Insomma, la posta in gioco è ancora molto alta, ma vedere produttori come BMW credere nell’idrogeno e trasformarlo in un progetto industriale sposta la discussione su un terreno più fertile. La casa di Monaco sta non a caso costruendo una filiera europea pensata per durare: a Monaco opera il centro di competenza sull’idrogeno, dove si sviluppano l’architettura del sistema, i prototipi e le strategie di funzionamento, mentre a Landshut si realizzano i componenti chiave che tengono insieme la catena energetica, con attenzione a qualità e tracciabilità. A Steyr, invece, si prepara l’industrializzazione del sistema a celle a combustibile, con nuove linee, banchi prova e processi di collaudo che portano la tecnologia dalla validazione di laboratorio ai ritmi della produzione. In parallelo, la collaborazione con Toyota sulle celle consente di condividere basi tecnologiche, stabilizzare gli approvvigionamenti e accelerare la curva dei costi, mantenendo però la libertà di declinare il sistema secondo gli standard del marchio.

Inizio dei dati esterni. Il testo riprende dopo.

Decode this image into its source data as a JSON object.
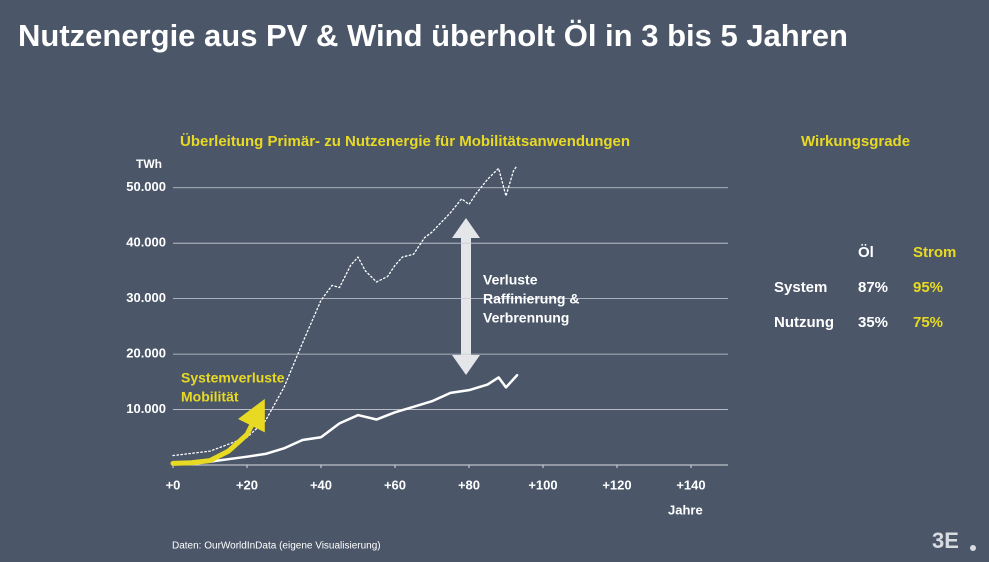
{
  "title": "Nutzenergie aus PV & Wind überholt Öl in 3 bis 5 Jahren",
  "chart_data": {
    "type": "line",
    "subtitle": "Überleitung Primär- zu Nutzenergie für Mobilitätsanwendungen",
    "y_label": "TWh",
    "x_label": "Jahre",
    "xlim": [
      0,
      150
    ],
    "ylim": [
      0,
      55000
    ],
    "xticks": [
      {
        "value": 0,
        "label": "+0"
      },
      {
        "value": 20,
        "label": "+20"
      },
      {
        "value": 40,
        "label": "+40"
      },
      {
        "value": 60,
        "label": "+60"
      },
      {
        "value": 80,
        "label": "+80"
      },
      {
        "value": 100,
        "label": "+100"
      },
      {
        "value": 120,
        "label": "+120"
      },
      {
        "value": 140,
        "label": "+140"
      }
    ],
    "yticks": [
      {
        "value": 10000,
        "label": "10.000"
      },
      {
        "value": 20000,
        "label": "20.000"
      },
      {
        "value": 30000,
        "label": "30.000"
      },
      {
        "value": 40000,
        "label": "40.000"
      },
      {
        "value": 50000,
        "label": "50.000"
      }
    ],
    "grid": true,
    "series": [
      {
        "color": "#ffffff",
        "style": "dotted",
        "x": [
          0,
          10,
          20,
          25,
          30,
          35,
          40,
          43,
          45,
          48,
          50,
          52,
          55,
          58,
          60,
          62,
          65,
          68,
          70,
          75,
          78,
          80,
          82,
          85,
          88,
          90,
          92,
          93
        ],
        "values": [
          1700,
          2500,
          5000,
          8000,
          14000,
          22000,
          29700,
          32400,
          32000,
          36000,
          37500,
          35000,
          33000,
          34000,
          36000,
          37500,
          38000,
          41000,
          42000,
          45500,
          48000,
          47000,
          49000,
          51500,
          53500,
          48500,
          53000,
          54000
        ]
      },
      {
        "color": "#ffffff",
        "style": "solid",
        "x": [
          0,
          10,
          20,
          25,
          30,
          35,
          40,
          45,
          50,
          55,
          60,
          65,
          70,
          75,
          80,
          85,
          88,
          90,
          93
        ],
        "values": [
          300,
          600,
          1500,
          2000,
          3000,
          4500,
          5000,
          7500,
          9000,
          8200,
          9500,
          10500,
          11500,
          13000,
          13500,
          14500,
          15800,
          14000,
          16200
        ]
      },
      {
        "color": "#e8d923",
        "style": "thick",
        "x": [
          0,
          5,
          10,
          15,
          20,
          23
        ],
        "values": [
          300,
          400,
          800,
          2500,
          5500,
          9500
        ]
      }
    ],
    "annotations": [
      {
        "lines": [
          "Verluste",
          "Raffinierung &",
          "Verbrennung"
        ],
        "color": "#ffffff"
      },
      {
        "lines": [
          "Systemverluste",
          "Mobilität"
        ],
        "color": "#e8d923"
      }
    ]
  },
  "efficiency": {
    "title": "Wirkungsgrade",
    "header": [
      "Öl",
      "Strom"
    ],
    "rows": [
      [
        "System",
        "87%",
        "95%"
      ],
      [
        "Nutzung",
        "35%",
        "75%"
      ]
    ]
  },
  "source": "Daten: OurWorldInData (eigene Visualisierung)",
  "logo": "3E"
}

Se l’Europa saprà trasformare i progetti in stazioni affidabili e servizi continui, e se la filiera ridurrà i costi lungo tutta la catena, BMW avrà già prodotto, siti e competenze per scalare. In caso contrario, resterà comunque il vantaggio industriale di chi ha investito per tempo in una tecnologia che, realisticamente, resterà sul tavolo della transizione europea ancora per un po'.